Of course I also stim for the typical reasons, but I feel like I’ll sometimes sort of “play up” certain autism-associated traits as a form of body language… I’ve also experienced people not understanding what stims are and misinterpreting mine, so maybe it’s a bit naïve of me to do this.
I was doing this subconsciously, all the time. People would tell me, I noticed you rocking back and forth, you must have been stressed. I didn’t realise I was doing this. But I think being aware of it, puts you in a weird position of choosing to do it, to try to communicate something. If the impulse to do it is there, I’ll do it. But I try not to do so, for the sake of it. Not unless I need to.
Your everyday neurotypical, may not interpret it correctly. Especially if they’re unaware of what autism is. If you want to avoid misinterpretation, you could just communicate with them clearly, that you’re overwhelmed, etc. That’s assuming the people you are communicating with, are willing to try to understand you. Ultimately, you will need to decide if that will be beneficial for you.
I wouldn’t hold out hope that this will be interpreted how you want. It may be better to catch yourself doing this when you notice it and then do something active to ameliorate your situation like getting away from the overwhelming thing or verbally asking for what you need
Perhaps normally I would do those things for those reasons, but there will always be times when I can neither talk nor leave, and don’t have a communication bracelet or smartphone on my person nor a good ‘helper’ nearby. In those types of last-resort situations, something like trying to call attention to my stimming ends up being really the only form of communication permitted by the all-powerful Zakon*.

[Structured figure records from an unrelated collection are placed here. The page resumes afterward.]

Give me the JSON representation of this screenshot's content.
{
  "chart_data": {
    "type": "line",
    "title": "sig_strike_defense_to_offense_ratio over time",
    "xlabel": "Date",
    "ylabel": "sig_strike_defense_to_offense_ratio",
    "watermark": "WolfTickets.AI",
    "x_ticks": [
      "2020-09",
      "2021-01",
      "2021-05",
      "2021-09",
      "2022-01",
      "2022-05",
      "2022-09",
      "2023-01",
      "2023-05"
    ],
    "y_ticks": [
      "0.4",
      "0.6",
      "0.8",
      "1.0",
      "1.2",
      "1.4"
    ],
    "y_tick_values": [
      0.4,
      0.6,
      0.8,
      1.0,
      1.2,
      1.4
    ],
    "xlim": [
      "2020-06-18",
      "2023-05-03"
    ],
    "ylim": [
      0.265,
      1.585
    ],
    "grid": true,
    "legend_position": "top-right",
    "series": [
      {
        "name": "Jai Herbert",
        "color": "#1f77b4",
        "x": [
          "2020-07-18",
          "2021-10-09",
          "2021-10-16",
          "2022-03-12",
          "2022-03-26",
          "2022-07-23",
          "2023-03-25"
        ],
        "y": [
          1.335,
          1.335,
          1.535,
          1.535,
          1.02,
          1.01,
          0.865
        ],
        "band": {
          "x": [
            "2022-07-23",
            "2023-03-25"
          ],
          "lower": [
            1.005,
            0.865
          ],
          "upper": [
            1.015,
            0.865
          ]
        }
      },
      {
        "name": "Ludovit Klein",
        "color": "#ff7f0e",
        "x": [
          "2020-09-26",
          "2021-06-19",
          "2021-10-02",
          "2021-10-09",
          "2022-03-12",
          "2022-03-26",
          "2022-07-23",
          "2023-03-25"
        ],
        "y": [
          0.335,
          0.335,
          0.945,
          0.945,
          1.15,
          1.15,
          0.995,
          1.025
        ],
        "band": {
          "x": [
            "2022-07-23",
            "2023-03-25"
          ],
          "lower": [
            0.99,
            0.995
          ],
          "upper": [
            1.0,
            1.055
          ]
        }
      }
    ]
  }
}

It might actually be precisely because this “communicative stimming” is vague/indirect that draws me to it: indirect communication is for me not subject to temporary loss in the same way as the otherwise far more preferable direct communication; and because I so often need to interpret the weird body language of the neurotypical hegemon, I might end up deriving some sort of satisfaction from “turning the tables” in a situation where it’s pretty much hopeless that I’d be able to communicate at all otherwise.
*“The Zakon” (← RU зако́н ‘law’) is my all-encompassing term for rigid routines, as well as hypersensitivities and related behaviors, and the outwardly irrational behaviors related to masking-induced social anxieties/over-analysis. In summary, the Zakon is the compelling force behind every behavior that prompts people to ask why I don’t do the obviously much easier and better thing.
What if you made some nice business cards that said something like "Yo diggidy dog, I got AUTISM (bolded in all caps with sparkles) and I’m feeling a little over stimulated (more sparkle), and I don’t mean to be rude but could you flip the card over? (Now the rest of this is on the back) give me some space (space is underlined and in light blue) (with more sparkles.
I will make a moc up tomorrow
That sounds like a fun idea. I’d love to see it.
Its a work in progress right now, I swear I haven’t forgotten about it
Take your time. :-)
I swear I haven’t forgot but I can’t decide on a background and I can’t really get the sparkles right, and last but definetly not least I still am not sure if I really have autism, I dont really know if I should be interacting with the autism community because I dont know if I’m even apart and that seems to be stifling progress.